The model is based on the intuition that trading price should arise from an intrinsic price process in  combination with market noise from trading activities at trading times. The model consists of  three parts: trading time series, Microstructure noise in observed price and the unobservable intrinsic process.

Trading Times Trading time series {t_i : i ≥ 1} are modeled as a doubly-stochastic Poisson process including a Poisson process with constant intensity.

Market Microstructure Noise 1) Discrete noise, which is generated from trading mechanism, exists because intraday prices move discretely, that is, tick by tick, and the smallest tick size for trading is set by security exchanges. 2) Clustering noise means prices gather more on some ticks, instead of distributing evenly on all ticks. 3) All other noise is modeled as non-clustering noise.

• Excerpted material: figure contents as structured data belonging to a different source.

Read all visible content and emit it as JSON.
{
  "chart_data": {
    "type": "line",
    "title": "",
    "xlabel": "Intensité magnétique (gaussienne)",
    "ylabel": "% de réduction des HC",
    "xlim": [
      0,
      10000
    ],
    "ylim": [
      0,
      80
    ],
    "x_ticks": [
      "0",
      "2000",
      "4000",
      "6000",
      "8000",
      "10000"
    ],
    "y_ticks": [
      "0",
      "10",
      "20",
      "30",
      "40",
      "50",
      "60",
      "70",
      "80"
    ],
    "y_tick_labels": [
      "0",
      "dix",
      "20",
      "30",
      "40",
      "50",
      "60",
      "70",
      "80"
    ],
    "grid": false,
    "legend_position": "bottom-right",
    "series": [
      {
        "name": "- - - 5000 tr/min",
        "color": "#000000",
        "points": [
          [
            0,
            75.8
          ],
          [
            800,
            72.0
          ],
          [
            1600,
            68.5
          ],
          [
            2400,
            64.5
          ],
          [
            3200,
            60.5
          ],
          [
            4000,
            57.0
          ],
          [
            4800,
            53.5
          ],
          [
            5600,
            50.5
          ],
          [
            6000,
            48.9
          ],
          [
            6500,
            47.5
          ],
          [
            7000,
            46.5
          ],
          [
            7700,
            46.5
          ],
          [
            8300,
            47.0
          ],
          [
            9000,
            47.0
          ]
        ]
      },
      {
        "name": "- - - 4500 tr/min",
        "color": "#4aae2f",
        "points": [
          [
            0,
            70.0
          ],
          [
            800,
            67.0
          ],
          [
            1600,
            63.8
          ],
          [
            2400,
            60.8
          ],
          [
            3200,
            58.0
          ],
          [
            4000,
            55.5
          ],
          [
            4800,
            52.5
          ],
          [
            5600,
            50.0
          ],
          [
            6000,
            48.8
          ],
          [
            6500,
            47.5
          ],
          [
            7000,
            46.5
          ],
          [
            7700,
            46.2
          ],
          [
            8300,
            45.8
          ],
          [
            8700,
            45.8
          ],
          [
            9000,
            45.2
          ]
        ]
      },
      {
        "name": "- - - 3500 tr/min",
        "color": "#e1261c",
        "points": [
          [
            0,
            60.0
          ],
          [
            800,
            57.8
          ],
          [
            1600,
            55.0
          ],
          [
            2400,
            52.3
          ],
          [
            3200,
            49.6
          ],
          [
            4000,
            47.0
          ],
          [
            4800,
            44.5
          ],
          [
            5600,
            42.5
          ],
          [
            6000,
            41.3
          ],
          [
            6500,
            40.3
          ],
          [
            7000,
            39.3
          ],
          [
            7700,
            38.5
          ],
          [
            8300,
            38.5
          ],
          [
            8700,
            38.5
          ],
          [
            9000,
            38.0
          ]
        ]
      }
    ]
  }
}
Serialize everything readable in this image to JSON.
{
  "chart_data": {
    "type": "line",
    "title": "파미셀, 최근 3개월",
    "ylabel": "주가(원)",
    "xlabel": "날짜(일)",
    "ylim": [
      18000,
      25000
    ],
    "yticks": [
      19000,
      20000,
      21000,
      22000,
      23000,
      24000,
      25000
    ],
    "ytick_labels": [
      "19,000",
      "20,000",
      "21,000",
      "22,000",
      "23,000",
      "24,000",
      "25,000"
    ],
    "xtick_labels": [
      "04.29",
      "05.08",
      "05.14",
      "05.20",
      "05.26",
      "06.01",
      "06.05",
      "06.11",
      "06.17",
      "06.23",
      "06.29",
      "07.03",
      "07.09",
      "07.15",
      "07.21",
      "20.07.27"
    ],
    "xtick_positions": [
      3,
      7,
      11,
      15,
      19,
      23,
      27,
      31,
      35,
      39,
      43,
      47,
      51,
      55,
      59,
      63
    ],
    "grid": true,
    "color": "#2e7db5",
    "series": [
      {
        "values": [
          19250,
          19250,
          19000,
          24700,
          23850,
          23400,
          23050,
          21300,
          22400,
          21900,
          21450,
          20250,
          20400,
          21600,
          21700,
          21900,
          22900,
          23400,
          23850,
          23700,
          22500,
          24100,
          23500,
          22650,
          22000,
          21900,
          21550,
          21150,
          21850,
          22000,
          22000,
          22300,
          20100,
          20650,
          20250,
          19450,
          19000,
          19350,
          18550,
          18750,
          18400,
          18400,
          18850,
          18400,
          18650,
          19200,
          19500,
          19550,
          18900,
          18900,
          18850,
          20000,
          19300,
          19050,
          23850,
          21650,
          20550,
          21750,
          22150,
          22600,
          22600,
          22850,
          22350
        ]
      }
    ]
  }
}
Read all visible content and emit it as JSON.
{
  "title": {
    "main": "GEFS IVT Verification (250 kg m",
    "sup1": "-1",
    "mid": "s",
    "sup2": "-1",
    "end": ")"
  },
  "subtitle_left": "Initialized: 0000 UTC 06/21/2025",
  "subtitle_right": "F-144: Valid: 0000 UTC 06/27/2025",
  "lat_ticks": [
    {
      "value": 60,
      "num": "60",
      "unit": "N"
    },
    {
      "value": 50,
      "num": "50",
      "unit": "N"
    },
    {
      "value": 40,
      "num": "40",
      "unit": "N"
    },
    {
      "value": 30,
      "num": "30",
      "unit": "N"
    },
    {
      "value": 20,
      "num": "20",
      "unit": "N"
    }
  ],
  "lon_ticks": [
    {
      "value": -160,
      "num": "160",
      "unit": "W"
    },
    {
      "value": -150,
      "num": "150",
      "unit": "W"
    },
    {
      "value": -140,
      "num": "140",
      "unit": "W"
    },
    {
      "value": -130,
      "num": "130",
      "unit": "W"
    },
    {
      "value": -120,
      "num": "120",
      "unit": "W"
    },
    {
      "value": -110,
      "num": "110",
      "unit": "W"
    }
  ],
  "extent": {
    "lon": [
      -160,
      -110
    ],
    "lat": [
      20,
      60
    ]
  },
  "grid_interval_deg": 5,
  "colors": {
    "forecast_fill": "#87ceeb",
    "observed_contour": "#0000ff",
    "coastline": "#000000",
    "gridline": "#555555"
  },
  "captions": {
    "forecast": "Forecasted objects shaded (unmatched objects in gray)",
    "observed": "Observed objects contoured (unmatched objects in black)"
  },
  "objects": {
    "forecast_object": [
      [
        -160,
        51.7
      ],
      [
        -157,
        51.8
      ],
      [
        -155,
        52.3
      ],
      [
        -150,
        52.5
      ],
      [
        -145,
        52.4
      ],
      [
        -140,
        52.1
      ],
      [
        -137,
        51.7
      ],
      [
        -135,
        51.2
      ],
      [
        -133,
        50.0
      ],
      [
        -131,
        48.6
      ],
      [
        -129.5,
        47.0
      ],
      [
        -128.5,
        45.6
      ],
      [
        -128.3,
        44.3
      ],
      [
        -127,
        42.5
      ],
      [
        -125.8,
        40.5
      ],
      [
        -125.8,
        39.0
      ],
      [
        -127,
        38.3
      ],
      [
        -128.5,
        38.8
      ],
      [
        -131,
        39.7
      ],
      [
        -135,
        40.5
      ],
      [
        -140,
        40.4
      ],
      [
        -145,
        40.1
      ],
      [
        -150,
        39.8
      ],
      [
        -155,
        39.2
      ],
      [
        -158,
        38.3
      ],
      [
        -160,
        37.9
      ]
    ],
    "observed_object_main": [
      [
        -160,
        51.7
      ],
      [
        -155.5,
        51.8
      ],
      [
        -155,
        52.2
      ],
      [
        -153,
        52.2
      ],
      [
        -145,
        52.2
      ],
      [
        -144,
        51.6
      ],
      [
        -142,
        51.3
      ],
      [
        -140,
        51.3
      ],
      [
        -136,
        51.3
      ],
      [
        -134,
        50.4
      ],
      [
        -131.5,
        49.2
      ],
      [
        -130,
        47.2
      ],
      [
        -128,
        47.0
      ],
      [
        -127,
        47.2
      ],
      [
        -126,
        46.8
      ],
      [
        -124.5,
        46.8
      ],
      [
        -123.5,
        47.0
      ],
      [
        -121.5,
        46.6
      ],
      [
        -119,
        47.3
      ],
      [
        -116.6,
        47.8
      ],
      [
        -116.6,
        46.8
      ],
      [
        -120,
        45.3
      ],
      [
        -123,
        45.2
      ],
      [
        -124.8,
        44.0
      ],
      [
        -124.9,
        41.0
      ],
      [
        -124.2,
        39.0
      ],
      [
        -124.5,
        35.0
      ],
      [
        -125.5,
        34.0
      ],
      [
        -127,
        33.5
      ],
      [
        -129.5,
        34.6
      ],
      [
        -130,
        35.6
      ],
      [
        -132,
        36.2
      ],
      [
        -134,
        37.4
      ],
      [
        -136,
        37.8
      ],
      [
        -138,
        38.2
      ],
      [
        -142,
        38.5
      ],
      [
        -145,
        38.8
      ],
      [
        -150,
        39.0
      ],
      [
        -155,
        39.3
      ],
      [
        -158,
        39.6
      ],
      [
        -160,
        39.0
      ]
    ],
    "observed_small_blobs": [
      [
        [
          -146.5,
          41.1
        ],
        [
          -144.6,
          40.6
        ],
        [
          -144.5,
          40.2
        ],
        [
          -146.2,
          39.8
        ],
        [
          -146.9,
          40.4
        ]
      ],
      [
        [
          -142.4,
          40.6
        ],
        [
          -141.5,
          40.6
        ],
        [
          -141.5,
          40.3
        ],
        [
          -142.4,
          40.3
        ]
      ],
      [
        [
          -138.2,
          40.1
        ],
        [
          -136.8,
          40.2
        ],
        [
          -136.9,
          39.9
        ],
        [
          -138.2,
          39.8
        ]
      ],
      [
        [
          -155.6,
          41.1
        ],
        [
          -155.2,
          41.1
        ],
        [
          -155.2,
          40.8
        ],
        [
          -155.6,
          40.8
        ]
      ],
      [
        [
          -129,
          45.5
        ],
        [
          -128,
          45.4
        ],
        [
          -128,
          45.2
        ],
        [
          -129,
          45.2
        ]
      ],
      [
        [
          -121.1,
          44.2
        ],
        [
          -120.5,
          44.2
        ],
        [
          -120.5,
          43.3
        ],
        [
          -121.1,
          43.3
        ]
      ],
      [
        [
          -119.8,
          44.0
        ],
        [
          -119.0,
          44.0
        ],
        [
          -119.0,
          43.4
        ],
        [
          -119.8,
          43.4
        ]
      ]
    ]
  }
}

Market Microstructure Noise At trading time t_i, there is a unobservable intrinsic value {S(t_i)} of an asset. S(t) or S_t is commonly modeled by a certain stochastic process. The price at trading time t_i,Y(t_i), is constructed from the intrinsic value S(t_i) by incorporating the three kinds of noise. Step 1. Incorporate price discreteness by rounding off S_t to its closest tick: Round[S(t_i), 1/M], where M is tick size. Step 2. Incorporate non-clustering noise by adding V_i: Y'(t_i) = Round[S(t_i)+ V_i, 1/M], where V is an i.i.d. random variable and independent of the intrinsic value S(t). A good candidate is the doubly geometric distribution with parameter rho and M = 100. Step 3. Incorporate clustering noise by biasing Y'(t_i). The biasing function b(.) moves Y'(t_i) to some close ticks according to certain probability defined by parameters alpha, beta.

Results In the first quarter, starting July 1, 2015, we  worked on collecting results by applying the code developed in the last ECSS allocation to the real market data. The raw data require some pre-processing, including trimming the 15 minutes at the beginning and before the end of each trading day; removing outlier points; rounding trading intervals, etc. Also, since the runtime surpasses the wall time limit, we implemented a checkpoint mechanism for the MPI-CUDA code.

Results In the second quarter, we continued to collect results for stock market data, and results for GBM model looked promising. We have email exchanges and conference call with PI to discuss the details of the new algorithm—particle filtering via simulations. As the first step, for the new algorithm—particle filtering via simulations, we implemented the FORTRAN code on CPU for GBM model with particle filtering, and the pseudo-code for possible GPU implementation for Heston model.

Results In the third quarter, we worked with PI to validate the new code for GBM model. After some changes in the details of the implementation of the algorithm, PI confirmed that the new method seemed to work correctly. Based the pseudo code of the new algorithm and the CUDA code developed in the last allocation,  we wrote the first version of the multi-GPU code for Heston model with particle filtering method, which runs properly but requires further testing.

Results In the fourth quarter, we have completed the code development for the particle-filtering algorithm on multi-GPU. The new algorithm outperforms the old one by several times. We have tested the simulated data for both algorithms, and sent the results to PI. It seems the code is working as expected.

Technical Details Unlike the PDE solver we implemented in the previous allocation, the particle filtering is a Monte Carlo method that utilizes random number generator to simulate multiple paths for each parameter set and weights them based on likelihood for the parameter. We use CURAND library to generate hundreds of thousands of random number simultaneously, and each is used to simulate a new path and calculate the corresponding probability.